Factors to be Considered by the Judge for Property Division in an Alabama Divorce

Very few people fully appreciate the power and discretion a Judge possesses when they submit to the jurisdiction of the Court to obtain a divorce.  The trial judge has  the discretion to make an “equitable distribution” of the marital property and as long as there is not a palpable abuse of this discretion, an appellate court will not overrule a decision of the trial judge. However, the divorce trial judge, in exercising its discretion and following general rules established by prior case law,  should also consider the following factors:

  • The source of the common property of the parties
  • The age of the parties
  • The health of the parties
  • The parties future prospects of income and station in life
  • The length of the marriage
  • The conduct of the parties and the cause of the divorce
  • Is one or both parties at “fault” for the divorce
  • Does the case involve minor children 
  • The contribution by the parties in acquiring and/or maintaining assets

When the divorce judge applies these factors, the only rule which must be kept in mind is that any division made by divorce judge does not have to be equal so long as it is equitable.

Property Settlement and Property Awards are not modifiable by the Court

In contrast to child custody, child support and periodic alimony (spousal support) settlement agreements and awards by the trial judge, property settlements and property divisions are generally not modifiable by the Court and are deemed final thirty (30) days from the entry of the Final Judgment of Divorce.  For this reason, it is important that you hire an experienced Alabama Divorce Attorney to assist you in drafting an agreement or in presenting your case at trial.

Alimony in Gross (Property Settlements) vs. Periodic Alimony

In addition to periodic alimony, there exists a separate form of alimony called alimony in gross which can lead to problems if this term is used in a divorce settlement agreement or in a Final Judgment of Divorce. Alimony in gross is a “legal misnomer” and is actually a form of a property settlement. Pursuant to Alabama case law, “alimony in gross” is considered compensation for the recipient spouse’s marital rights and may also represent a division of the fruits of the marriage where liquidation of a couple’s jointly owned assets is not practicable. An alimony-in-gross award must satisfy two requirements, (1) the time of payment and the amount must be certain, and (2) the right to alimony must be vested. It must also be payable out of the present estate of the paying spouse as it exists at the time of the divorce. In other words, alimony in gross is a form of property settlement and is not what most people consider as “alimony.”

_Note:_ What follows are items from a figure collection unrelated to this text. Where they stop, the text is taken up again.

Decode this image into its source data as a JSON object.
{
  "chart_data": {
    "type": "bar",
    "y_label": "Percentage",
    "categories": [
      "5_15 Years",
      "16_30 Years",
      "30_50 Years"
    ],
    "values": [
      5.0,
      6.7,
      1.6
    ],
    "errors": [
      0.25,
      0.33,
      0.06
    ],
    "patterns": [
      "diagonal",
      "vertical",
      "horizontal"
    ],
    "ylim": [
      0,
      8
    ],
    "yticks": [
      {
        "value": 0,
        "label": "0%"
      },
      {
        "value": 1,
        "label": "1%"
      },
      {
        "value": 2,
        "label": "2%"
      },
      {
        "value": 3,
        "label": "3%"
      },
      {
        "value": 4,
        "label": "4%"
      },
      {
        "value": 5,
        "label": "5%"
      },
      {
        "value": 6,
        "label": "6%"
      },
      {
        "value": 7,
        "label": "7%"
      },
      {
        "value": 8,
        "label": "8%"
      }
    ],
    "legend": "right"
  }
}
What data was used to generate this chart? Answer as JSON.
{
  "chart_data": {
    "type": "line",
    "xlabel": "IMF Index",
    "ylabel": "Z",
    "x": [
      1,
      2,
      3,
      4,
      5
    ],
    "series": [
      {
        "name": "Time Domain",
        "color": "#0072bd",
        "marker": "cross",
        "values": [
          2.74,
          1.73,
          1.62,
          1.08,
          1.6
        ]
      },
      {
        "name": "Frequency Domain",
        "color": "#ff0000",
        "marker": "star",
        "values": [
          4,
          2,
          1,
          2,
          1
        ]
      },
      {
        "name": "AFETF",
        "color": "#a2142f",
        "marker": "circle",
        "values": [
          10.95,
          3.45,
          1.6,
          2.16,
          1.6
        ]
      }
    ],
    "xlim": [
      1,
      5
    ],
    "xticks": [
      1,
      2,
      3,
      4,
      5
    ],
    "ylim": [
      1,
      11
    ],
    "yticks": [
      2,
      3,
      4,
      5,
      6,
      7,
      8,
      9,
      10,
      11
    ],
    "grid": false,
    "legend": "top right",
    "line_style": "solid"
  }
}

Hiring an Experienced Birmingham Divorce Attorney Can Prevent Future Problems

A poorly drafted settlement agreement can lead to confusion for the parties and future courts. Therefore, when drafting divorce agreements and property settlement, Harwell Law Firm LLC specifically uses the terms “periodic alimony” AND “spousal support” when referencing monthly support payments which will be made pursuant to a settlement agreement. In contrast, the term “alimony in gross” is not utilized by our firm in any divorce settlement agreement and any such payments are clearly defined as a property settlement. Unlike Alabama periodic alimony payments, which cease upon the remarriage or cohabitation of the spouse receiving monthly payments, property settlement payments cannot be terminated, modified or reduced unless the receiving spouse agrees to modify the property settlement award.